2.8 Evil Lives Here

Warning: This post contains abuse.


An entry from Jackie’s journal:

Me and Isis had a fight and I hate my fucking stepdad. Ugh where do I even start? She came over and we were getting ready to go to the bowling alley and I needed some cash so I told her to wait in my room while I asked my stepdad. He didn’t want to give me any because he said I’ve been “ungrateful” and haven’t shown that I care about him. He says shit like that all the time and he’s a fucking perv, I know that, I’m not dumb. But I bat my eyes and act all cutesy and he gives in. That’s ALL.

But tonight he was drunk and wouldn’t give me any cash so I got pissed off, called him an asshole, and started walking away. He grabbed me and pushed me against the wall. I tried to push him but he had me pinned and started GROPING me. I yelled and Isis must have heard and she came out. When my stepdad saw her he backed off and said I was trying to hit him! Like, what the actual fuck. I was so angry at this point that I told Isis to stop standing there looking stupid.
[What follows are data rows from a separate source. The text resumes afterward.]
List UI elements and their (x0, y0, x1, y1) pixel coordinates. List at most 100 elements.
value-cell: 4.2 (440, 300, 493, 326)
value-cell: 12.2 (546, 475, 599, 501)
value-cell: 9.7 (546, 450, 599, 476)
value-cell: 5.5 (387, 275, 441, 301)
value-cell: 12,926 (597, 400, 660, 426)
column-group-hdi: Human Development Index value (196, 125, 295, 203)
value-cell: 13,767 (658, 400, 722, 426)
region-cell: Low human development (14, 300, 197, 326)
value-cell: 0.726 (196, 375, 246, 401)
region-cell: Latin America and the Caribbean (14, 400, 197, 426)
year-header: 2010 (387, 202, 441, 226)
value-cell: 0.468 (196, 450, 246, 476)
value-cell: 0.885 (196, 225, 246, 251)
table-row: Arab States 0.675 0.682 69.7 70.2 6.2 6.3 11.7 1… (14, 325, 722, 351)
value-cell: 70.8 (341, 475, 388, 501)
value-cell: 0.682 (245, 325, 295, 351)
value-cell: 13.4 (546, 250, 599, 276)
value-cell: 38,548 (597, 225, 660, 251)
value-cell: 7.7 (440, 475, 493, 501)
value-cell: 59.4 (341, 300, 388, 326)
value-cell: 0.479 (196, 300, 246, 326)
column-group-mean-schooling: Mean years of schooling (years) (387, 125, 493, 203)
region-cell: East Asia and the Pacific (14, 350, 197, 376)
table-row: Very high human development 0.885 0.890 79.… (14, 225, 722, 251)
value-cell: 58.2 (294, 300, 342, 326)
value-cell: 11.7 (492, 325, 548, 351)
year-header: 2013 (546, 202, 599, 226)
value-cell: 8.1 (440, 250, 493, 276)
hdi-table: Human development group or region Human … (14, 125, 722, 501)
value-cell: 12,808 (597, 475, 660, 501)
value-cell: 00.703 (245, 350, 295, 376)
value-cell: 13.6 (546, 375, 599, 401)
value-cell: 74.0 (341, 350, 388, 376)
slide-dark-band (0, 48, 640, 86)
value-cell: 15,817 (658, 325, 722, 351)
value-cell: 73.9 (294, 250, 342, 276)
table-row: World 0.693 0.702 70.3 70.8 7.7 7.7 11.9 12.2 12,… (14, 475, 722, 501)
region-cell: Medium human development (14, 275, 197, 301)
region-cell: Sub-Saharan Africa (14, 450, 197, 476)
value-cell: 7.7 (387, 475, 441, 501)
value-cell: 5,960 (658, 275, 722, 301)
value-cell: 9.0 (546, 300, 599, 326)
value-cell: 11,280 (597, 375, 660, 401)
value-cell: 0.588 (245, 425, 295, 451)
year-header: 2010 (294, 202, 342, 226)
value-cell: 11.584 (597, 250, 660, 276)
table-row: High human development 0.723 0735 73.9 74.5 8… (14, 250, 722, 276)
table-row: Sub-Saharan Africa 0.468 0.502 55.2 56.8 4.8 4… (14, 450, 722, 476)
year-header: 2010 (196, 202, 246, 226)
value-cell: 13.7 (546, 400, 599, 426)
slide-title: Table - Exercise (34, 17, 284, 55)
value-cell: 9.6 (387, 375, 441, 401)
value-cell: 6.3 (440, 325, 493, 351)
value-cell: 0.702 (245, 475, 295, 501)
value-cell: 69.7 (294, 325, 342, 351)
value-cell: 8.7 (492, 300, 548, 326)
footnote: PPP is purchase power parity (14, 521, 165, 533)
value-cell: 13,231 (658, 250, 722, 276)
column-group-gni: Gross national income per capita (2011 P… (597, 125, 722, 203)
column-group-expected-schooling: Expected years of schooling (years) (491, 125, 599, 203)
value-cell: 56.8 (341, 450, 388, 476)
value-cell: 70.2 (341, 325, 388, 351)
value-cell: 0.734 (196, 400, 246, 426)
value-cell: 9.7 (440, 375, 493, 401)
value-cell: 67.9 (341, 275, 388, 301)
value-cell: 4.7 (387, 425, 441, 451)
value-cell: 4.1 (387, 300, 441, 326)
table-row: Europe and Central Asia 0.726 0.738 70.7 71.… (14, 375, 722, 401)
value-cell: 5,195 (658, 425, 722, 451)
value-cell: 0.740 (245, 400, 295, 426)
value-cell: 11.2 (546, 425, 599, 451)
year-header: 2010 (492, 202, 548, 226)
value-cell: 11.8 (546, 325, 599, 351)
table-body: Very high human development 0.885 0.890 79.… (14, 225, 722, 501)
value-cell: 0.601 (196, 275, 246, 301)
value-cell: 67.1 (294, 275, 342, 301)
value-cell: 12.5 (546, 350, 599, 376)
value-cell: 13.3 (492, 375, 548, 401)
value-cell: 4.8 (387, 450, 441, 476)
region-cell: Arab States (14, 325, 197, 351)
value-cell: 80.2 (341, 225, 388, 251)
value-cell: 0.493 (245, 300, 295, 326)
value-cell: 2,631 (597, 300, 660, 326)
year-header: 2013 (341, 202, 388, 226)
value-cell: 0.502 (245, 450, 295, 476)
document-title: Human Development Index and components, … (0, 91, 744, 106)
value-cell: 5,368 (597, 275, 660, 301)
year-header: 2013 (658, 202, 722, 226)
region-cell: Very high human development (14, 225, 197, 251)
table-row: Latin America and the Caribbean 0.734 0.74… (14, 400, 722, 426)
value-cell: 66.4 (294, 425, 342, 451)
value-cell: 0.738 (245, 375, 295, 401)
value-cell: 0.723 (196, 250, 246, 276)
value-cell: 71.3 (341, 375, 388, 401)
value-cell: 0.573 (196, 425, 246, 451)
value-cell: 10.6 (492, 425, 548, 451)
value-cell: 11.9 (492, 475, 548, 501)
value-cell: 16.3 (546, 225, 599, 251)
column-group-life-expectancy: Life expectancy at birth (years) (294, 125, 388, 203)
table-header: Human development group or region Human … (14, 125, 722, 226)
I was mean but didn’t care. She’s so fucking innocent it drives me crazy sometimes.

She ran back to my room and I followed her. She told me I needed to tell my mom. HA! My mom hasn’t had a real conversation with me in ages. She acts sooooo annoyed if I try to talk to her, like I’m such a burden to deal with. I hate her. She sleeps past noon, goes out to god-knows-where, comes home wasted, and passes out to start the cycle again. Then Isis had the nerve to say I should move out of my house. As if that’s the easiest thing to do! I told her not everybody lives in fantasyland with rich parents and a perfect life. She started crying and grabbed her stuff and left.

So now I’m sitting here trying to forget the feel of his gross hands on me. Trying not to feel guilty about Isis. I HATE feeling anything. I’m going to sneak a bottle from the kitchen and go drink somewhere.